Carta aberta a Aécio Neves. Por Paulo Nogueira
Postado em 16 Jun 2016
Caro Aécio:
Que diferença um ano e meio faz, hem? Lembro você fazendo uma campanha à base da palavra corrupção contra Dilma.
Você chegou a empregar a expressão mar de lama, a mesma com que o corvo Lacerda martelou criminosamente Getúlio até levá-lo a dar um tiro no peito.
Você se comportava como um cidadão acima do bem e do mal, um homem tão incorruptível como Robespierre, um exemplo de retidão como o romano Catão.
Uns poucos sabíamos que era uma mentira mantida pelos barões de imprensa. Eles simplesmente mandavam não publicar nada que afetasse sua imagem de homem de elevados princípios morais.
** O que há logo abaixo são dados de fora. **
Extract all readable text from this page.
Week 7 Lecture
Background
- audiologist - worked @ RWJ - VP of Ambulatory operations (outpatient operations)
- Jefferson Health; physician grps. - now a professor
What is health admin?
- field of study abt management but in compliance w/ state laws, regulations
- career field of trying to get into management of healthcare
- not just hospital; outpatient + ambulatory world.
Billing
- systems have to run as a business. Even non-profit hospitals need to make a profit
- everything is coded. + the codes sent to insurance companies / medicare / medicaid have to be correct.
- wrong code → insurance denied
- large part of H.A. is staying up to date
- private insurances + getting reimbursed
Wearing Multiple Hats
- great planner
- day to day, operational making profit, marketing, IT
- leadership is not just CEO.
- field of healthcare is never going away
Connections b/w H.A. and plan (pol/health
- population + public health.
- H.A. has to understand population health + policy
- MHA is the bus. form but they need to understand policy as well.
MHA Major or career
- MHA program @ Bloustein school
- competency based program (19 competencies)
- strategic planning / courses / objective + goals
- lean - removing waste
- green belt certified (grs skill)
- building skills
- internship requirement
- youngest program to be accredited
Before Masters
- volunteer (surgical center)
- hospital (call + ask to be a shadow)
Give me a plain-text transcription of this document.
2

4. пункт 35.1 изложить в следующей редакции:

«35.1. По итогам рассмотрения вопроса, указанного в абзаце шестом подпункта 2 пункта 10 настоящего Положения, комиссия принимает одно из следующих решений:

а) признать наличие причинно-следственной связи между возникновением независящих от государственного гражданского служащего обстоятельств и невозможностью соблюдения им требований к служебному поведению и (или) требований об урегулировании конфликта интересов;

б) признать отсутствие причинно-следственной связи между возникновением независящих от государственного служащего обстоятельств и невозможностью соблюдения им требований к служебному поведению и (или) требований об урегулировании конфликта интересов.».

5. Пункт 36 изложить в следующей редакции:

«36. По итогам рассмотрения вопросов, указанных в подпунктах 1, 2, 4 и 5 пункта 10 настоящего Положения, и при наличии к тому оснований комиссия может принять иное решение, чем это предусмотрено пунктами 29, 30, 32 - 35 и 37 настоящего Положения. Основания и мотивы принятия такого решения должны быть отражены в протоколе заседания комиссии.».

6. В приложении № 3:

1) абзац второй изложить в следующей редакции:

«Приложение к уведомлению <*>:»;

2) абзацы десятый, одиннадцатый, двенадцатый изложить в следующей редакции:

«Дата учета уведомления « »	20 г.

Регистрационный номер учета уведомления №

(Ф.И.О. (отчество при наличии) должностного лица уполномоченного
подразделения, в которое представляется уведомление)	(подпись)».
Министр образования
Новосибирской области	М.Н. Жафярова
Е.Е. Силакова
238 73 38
Mas agora seu “esquema” é de domínio amplo, geral e irrestrito. A já histórica delação de Sérgio Machado citou-o não uma, não duas, não três — mas quarenta vezes.
Machado disse que lhe deu os meios para financiar a campanha de 50 deputados, quantidade suficiente para lhe dar a presidência da Câmara no final dos anos 1990.
Isto faz de você um elo entre seu mentor, FHC, o homem que comprou os votos para poder ser reeleito, e Eduardo Cunha, que também financiou a campanha de deputados e com isso virou, como você, presidente da Câmara.
Outros delatores também mencionaram você. Delcídio, por exemplo, falou de Furnas. Sua irmã, Andrea, foi outro nome frequente. Uma das coisas que ela fez foi, quando você governava Minas, transferir dinheiro público para os veículos de mídia da família.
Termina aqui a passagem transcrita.